A single mum from Littlehampton, who cares for her daughter with cerebral palsy and three older sons, is speaking out in support of Carers Rights Day.
The national event is held every year to bring organisations together to help unpaid carers know their rights and show them how to get the help and support to which they are entitled.
Angela Scott knows only too well how valuable respite care can be and wants to raise awareness that this can be provided at home.
The support of Caremark Worthing and Arun has made all the difference to the family and six-year-old Gabby loves spending time with her care worker, Lisa Woods, who visits her at home in Admirals Walk a couple of times a week.
Angela said: “I also have three boys, who are 21, 17 and 12, so the word busy doesn’t even come close to describing how full my days are.
“All three boys live at home, Gabby goes to a specialist primary school in Chichester and I volunteer with adults with learning difficulties – plus, I’m a single mum.
“Without our regular visits from Gabby’s care worker, I honestly don’t know what I would do. Sending Gabby to a respite centre just wouldn’t work for us, as a family. It’s a real shame that people think respite care means sending their loved one away for days at a time. That just isn’t the case.”
The Collins English Dictionary defines respite care as ‘short-term care that is provided for very old or very sick people so that the person who usually cares for them can have a break’.
Many people incorrectly think respite care is limited to specialist facilities, away from the home and for elderly people.
Today, the nation recognises the seven million unpaid carers on Carers Rights Day and raises awareness that many seek the support of in-home care agencies to help with people of all ages.
Angela first sought support when Gabby was nine months old. With her condition, Gabby would struggle to settle, leaving Angela exhausted.
Having a care worker come in has given Angela more time to spend with her boys and she is grateful that Gabby has been looked after by the same person since the start.
Cerebral palsy severely affects Gabby’s mobility and her ability to communicate. She cannot speak it is likely her condition will deteriorate as she gets older.
Angela said: “You hear stories of people having different care workers coming in and out of their homes but Caremark always send the same lovely care worker.
“Gabby loves spending time with her and, because she is only six, it’s so important to be me that her care is consistent. If I was to send her into a respite centre, she might be seeing a different person every time which would be quite unsettling for her.
“Because her care worker comes to see us at home, I’m given a much-needed break while also feeling safe in the knowledge that Gabby is in a safe environment, where she feels happy.”

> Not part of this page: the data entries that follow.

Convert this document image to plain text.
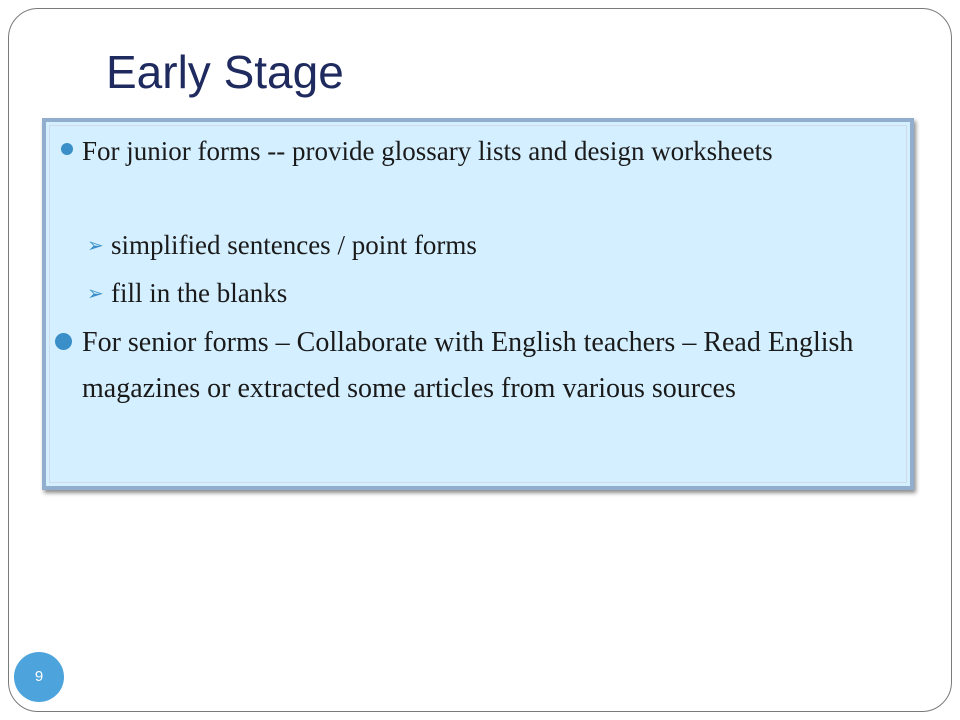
Early Stage

For junior forms -- provide glossary lists and design worksheets

➢ simplified sentences / point forms
➢ fill in the blanks

For senior forms – Collaborate with English teachers – Read English magazines or extracted some articles from various sources

9
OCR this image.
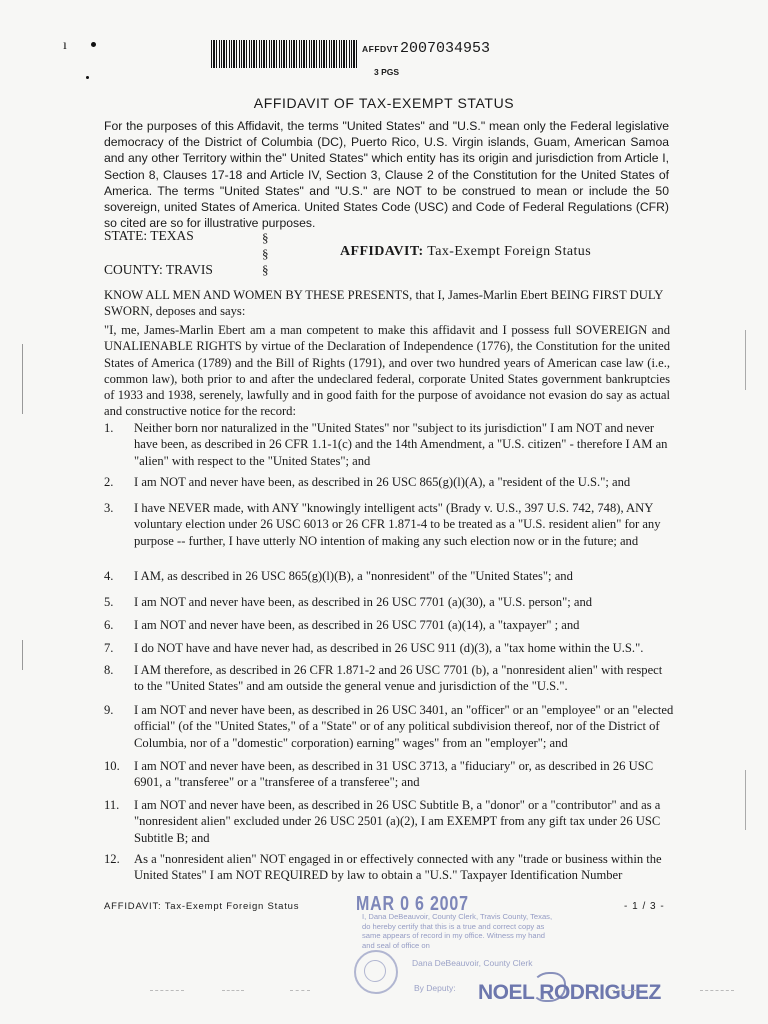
ı	AFFDVT 2007034953
3 PGS
AFFIDAVIT OF TAX-EXEMPT STATUS
For the purposes of this Affidavit, the terms "United States" and "U.S." mean only the Federal legislative democracy of the District of Columbia (DC), Puerto Rico, U.S. Virgin islands, Guam, American Samoa and any other Territory within the" United States" which entity has its origin and jurisdiction from Article I, Section 8, Clauses 17-18 and Article IV, Section 3, Clause 2 of the Constitution for the United States of America. The terms "United States" and "U.S." are NOT to be construed to mean or include the 50 sovereign, united States of America. United States Code (USC) and Code of Federal Regulations (CFR) so cited are so for illustrative purposes.
STATE: TEXAS
COUNTY: TRAVIS
§
§
§
AFFIDAVIT: Tax-Exempt Foreign Status
KNOW ALL MEN AND WOMEN BY THESE PRESENTS, that I, James-Marlin Ebert BEING FIRST DULY SWORN, deposes and says:
"I, me, James-Marlin Ebert am a man competent to make this affidavit and I possess full SOVEREIGN and UNALIENABLE RIGHTS by virtue of the Declaration of Independence (1776), the Constitution for the united States of America (1789) and the Bill of Rights (1791), and over two hundred years of American case law (i.e., common law), both prior to and after the undeclared federal, corporate United States government bankruptcies of 1933 and 1938, serenely, lawfully and in good faith for the purpose of avoidance not evasion do say as actual and constructive notice for the record:
1. Neither born nor naturalized in the "United States" nor "subject to its jurisdiction" I am NOT and never have been, as described in 26 CFR 1.1-1(c) and the 14th Amendment, a "U.S. citizen" - therefore I AM an "alien" with respect to the "United States"; and
2. I am NOT and never have been, as described in 26 USC 865(g)(l)(A), a "resident of the U.S."; and
3. I have NEVER made, with ANY "knowingly intelligent acts" (Brady v. U.S., 397 U.S. 742, 748), ANY voluntary election under 26 USC 6013 or 26 CFR 1.871-4 to be treated as a "U.S. resident alien" for any purpose -- further, I have utterly NO intention of making any such election now or in the future; and
4. I AM, as described in 26 USC 865(g)(l)(B), a "nonresident" of the "United States"; and
5. I am NOT and never have been, as described in 26 USC 7701 (a)(30), a "U.S. person"; and
6. I am NOT and never have been, as described in 26 USC 7701 (a)(14), a "taxpayer" ; and
7. I do NOT have and have never had, as described in 26 USC 911 (d)(3), a "tax home within the U.S.".
8. I AM therefore, as described in 26 CFR 1.871-2 and 26 USC 7701 (b), a "nonresident alien" with respect to the "United States" and am outside the general venue and jurisdiction of the "U.S.".
9. I am NOT and never have been, as described in 26 USC 3401, an "officer" or an "employee" or an "elected official" (of the "United States," of a "State" or of any political subdivision thereof, nor of the District of Columbia, nor of a "domestic" corporation) earning" wages" from an "employer"; and
10. I am NOT and never have been, as described in 31 USC 3713, a "fiduciary" or, as described in 26 USC 6901, a "transferee" or a "transferee of a transferee"; and
11. I am NOT and never have been, as described in 26 USC Subtitle B, a "donor" or a "contributor" and as a "nonresident alien" excluded under 26 USC 2501 (a)(2), I am EXEMPT from any gift tax under 26 USC Subtitle B; and
12. As a "nonresident alien" NOT engaged in or effectively connected with any "trade or business within the United States" I am NOT REQUIRED by law to obtain a "U.S." Taxpayer Identification Number
AFFIDAVIT: Tax-Exempt Foreign Status	- 1 / 3 -
MAR 0 6 2007
I, Dana DeBeauvoir, County Clerk, Travis County, Texas, do hereby certify that this is a true and correct copy as same appears of record in my office. Witness my hand and seal of office on
Dana DeBeauvoir, County Clerk
By Deputy: NOEL RODRIGUEZ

Caremark said its in-home respite care was providing stability and routine at a time when cuts were affecting council-run clubs and respite care in Sussex. The service can be provided for just a few hours, allowing time to pop to the shops and see friends.
Andrew Demetriou, managing director, said: “Caring for a loved one is a rewarding role and, for many, a considerable responsibility. Without the possibility of a short-term break, a carers’ ability to care is sacrificed, which can lead to their loved one needing to go into long-term facilities.
“It’s important for people to understand that respite care centres are not the only option available to them – a few hours of in-home care every week may provide the lifeline they’ve been looking for.
“At Caremark Worthing and Arun, our priority is keeping people in their own homes, for as long as possible, by providing an excellent service and preserving the dignity and independence of those in our care.”